Another reason is that black Americans are more likely to suffer from pre-existing health conditions, such as hypertension, heart disease, and asthma, which increase the chances of complications from COVID-19. In part, these higher rates of co-morbidities are due to their greater likelihood of living in poverty, as lower socioeconomic status is associated with worse health outcomes. Yet prior research has already made clear that income alone cannot explain racial disparities in health outcomes. Just one case in point: In a column for Equitable Growth when he was a dissertation scholar, Joint Economic Committee Senior Policy Analyst Kyle Moore shared his research into how greater exposure to discrimination increases stress levels for African Americans and, in turn, worsens their health outcomes.

Another column for Equitable Growth by Darrick Hamilton of The Ohio State University’s Kirwan Center explores how higher income does not have the same protective effects for black Americans as it does for white Americans. His work highlights research that finds that infant mortality actually increases with higher education levels for black women, rather than decreasing, as it does for white women—a paradoxical finding that Hamilton says illustrates the toll that “John Henryism,” or the need to overcompensate and outperform in a racist culture, takes.

The Joint Economic Committee report also discusses how residential segregation across income and race and ethnicity means that low-income workers and workers of color are more likely to live in neighborhoods with crowded, poor-quality housing. This can clearly be seen in the geographic concentration of coronavirus cases in New York City, the epicenter of coronavirus cases in the United States, where cases are concentrated in the boroughs of Queens and Brooklyn, while Manhattan south of Harlem has few.
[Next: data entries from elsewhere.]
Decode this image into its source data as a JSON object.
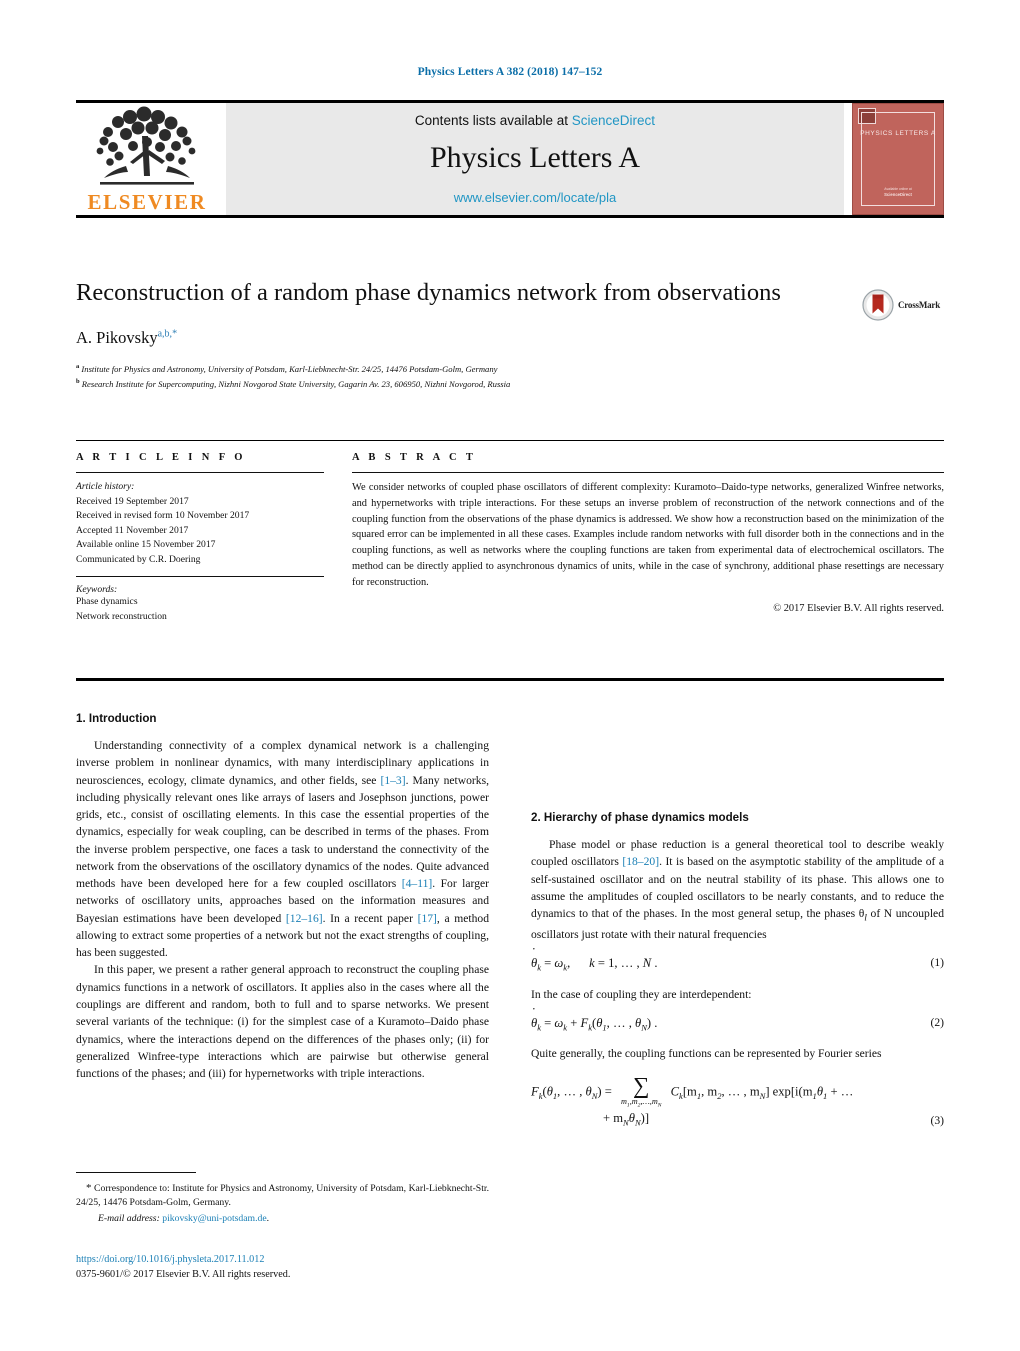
{
  "running_head": "Physics Letters A 382 (2018) 147–152",
  "masthead": {
    "contents_prefix": "Contents lists available at",
    "contents_link": "ScienceDirect",
    "journal_title": "Physics Letters A",
    "journal_url": "www.elsevier.com/locate/pla",
    "publisher_wordmark": "ELSEVIER",
    "cover_title": "PHYSICS LETTERS A",
    "cover_foot_small": "Available online at",
    "cover_foot_bold": "ScienceDirect",
    "link_color": "#2196c4",
    "cover_color": "#c0645c",
    "wordmark_color": "#ef8a22"
  },
  "article": {
    "title": "Reconstruction of a random phase dynamics network from observations",
    "author": "A. Pikovsky",
    "author_marks": "a,b,",
    "author_star": "*",
    "affiliations": [
      {
        "mark": "a",
        "text": "Institute for Physics and Astronomy, University of Potsdam, Karl-Liebknecht-Str. 24/25, 14476 Potsdam-Golm, Germany"
      },
      {
        "mark": "b",
        "text": "Research Institute for Supercomputing, Nizhni Novgorod State University, Gagarin Av. 23, 606950, Nizhni Novgorod, Russia"
      }
    ],
    "crossmark_label": "CrossMark"
  },
  "info": {
    "heading": "A R T I C L E    I N F O",
    "history_label": "Article history:",
    "history": [
      "Received 19 September 2017",
      "Received in revised form 10 November 2017",
      "Accepted 11 November 2017",
      "Available online 15 November 2017",
      "Communicated by C.R. Doering"
    ],
    "keywords_label": "Keywords:",
    "keywords": [
      "Phase dynamics",
      "Network reconstruction"
    ]
  },
  "abstract": {
    "heading": "A B S T R A C T",
    "text": "We consider networks of coupled phase oscillators of different complexity: Kuramoto–Daido-type networks, generalized Winfree networks, and hypernetworks with triple interactions. For these setups an inverse problem of reconstruction of the network connections and of the coupling function from the observations of the phase dynamics is addressed. We show how a reconstruction based on the minimization of the squared error can be implemented in all these cases. Examples include random networks with full disorder both in the connections and in the coupling functions, as well as networks where the coupling functions are taken from experimental data of electrochemical oscillators. The method can be directly applied to asynchronous dynamics of units, while in the case of synchrony, additional phase resettings are necessary for reconstruction.",
    "copyright": "© 2017 Elsevier B.V. All rights reserved."
  },
  "body": {
    "section1_heading": "1. Introduction",
    "intro_p1_a": "Understanding connectivity of a complex dynamical network is a challenging inverse problem in nonlinear dynamics, with many interdisciplinary applications in neurosciences, ecology, climate dynamics, and other fields, see ",
    "intro_p1_ref1": "[1–3]",
    "intro_p1_b": ". Many networks, including physically relevant ones like arrays of lasers and Josephson junctions, power grids, etc., consist of oscillating elements. In this case the essential properties of the dynamics, especially for weak coupling, can be described in terms of the phases. From the inverse problem perspective, one faces a task to understand the connectivity of the network from the observations of the oscillatory dynamics of the nodes. Quite advanced methods have been developed here for a few coupled oscillators ",
    "intro_p1_ref2": "[4–11]",
    "intro_p1_c": ". For larger networks of oscillatory units, approaches based on the information measures and Bayesian estimations have been developed ",
    "intro_p1_ref3": "[12–16]",
    "intro_p1_d": ". In a recent paper ",
    "intro_p1_ref4": "[17]",
    "intro_p1_e": ", a method allowing to extract some properties of a network but not the exact strengths of coupling, has been suggested.",
    "intro_p2": "In this paper, we present a rather general approach to reconstruct the coupling phase dynamics functions in a network of oscillators. It applies also in the cases where all the couplings are different and random, both to full and to sparse networks. We present several variants of the technique: (i) for the simplest case of a Kuramoto–Daido phase dynamics, where the interactions depend on the differences of the phases only; (ii) for generalized Winfree-type interactions which are pairwise but otherwise general functions of the phases; and (iii) for hypernetworks with triple interactions.",
    "section2_heading": "2. Hierarchy of phase dynamics models",
    "sec2_p1_a": "Phase model or phase reduction is a general theoretical tool to describe weakly coupled oscillators ",
    "sec2_p1_ref": "[18–20]",
    "sec2_p1_b": ". It is based on the asymptotic stability of the amplitude of a self-sustained oscillator and on the neutral stability of its phase. This allows one to assume the amplitudes of coupled oscillators to be nearly constants, and to reduce the dynamics to that of the phases. In the most general setup, the phases θ",
    "sec2_p1_sub": "l",
    "sec2_p1_c": " of N uncoupled oscillators just rotate with their natural frequencies",
    "eq1_number": "(1)",
    "eq2_number": "(2)",
    "eq3_number": "(3)",
    "between_eq1_eq2": "In the case of coupling they are interdependent:",
    "after_eq2": "Quite generally, the coupling functions can be represented by Fourier series"
  },
  "footnote": {
    "star": "*",
    "correspondence": "Correspondence to: Institute for Physics and Astronomy, University of Potsdam, Karl-Liebknecht-Str. 24/25, 14476 Potsdam-Golm, Germany.",
    "email_label": "E-mail address:",
    "email": "pikovsky@uni-potsdam.de",
    "email_suffix": "."
  },
  "publisher_footer": {
    "doi": "https://doi.org/10.1016/j.physleta.2017.11.012",
    "issn_line": "0375-9601/© 2017 Elsevier B.V. All rights reserved."
  }
}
Not only are black Americans experiencing the worst health consequences from coronavirus, but they are also likely to suffer the worst economic consequences from the economic shutdown and recession it has triggered. Even during the best of labor market conditions, the black unemployment rate is consistently twice as high as the white unemployment rate, and black workers are disproportionately impacted by layoff decisions even when controlling for experience.

As the research clearly shows, it is structural racial and economic inequalities that are to blame for the exceptionally high impact of the coronavirus pandemic on the health and well-being of African Americans. It also is clear that without structural solutions centered around racial and economic equity, the coronavirus pandemic and the recession it has triggered will only further exacerbate existing inequalities.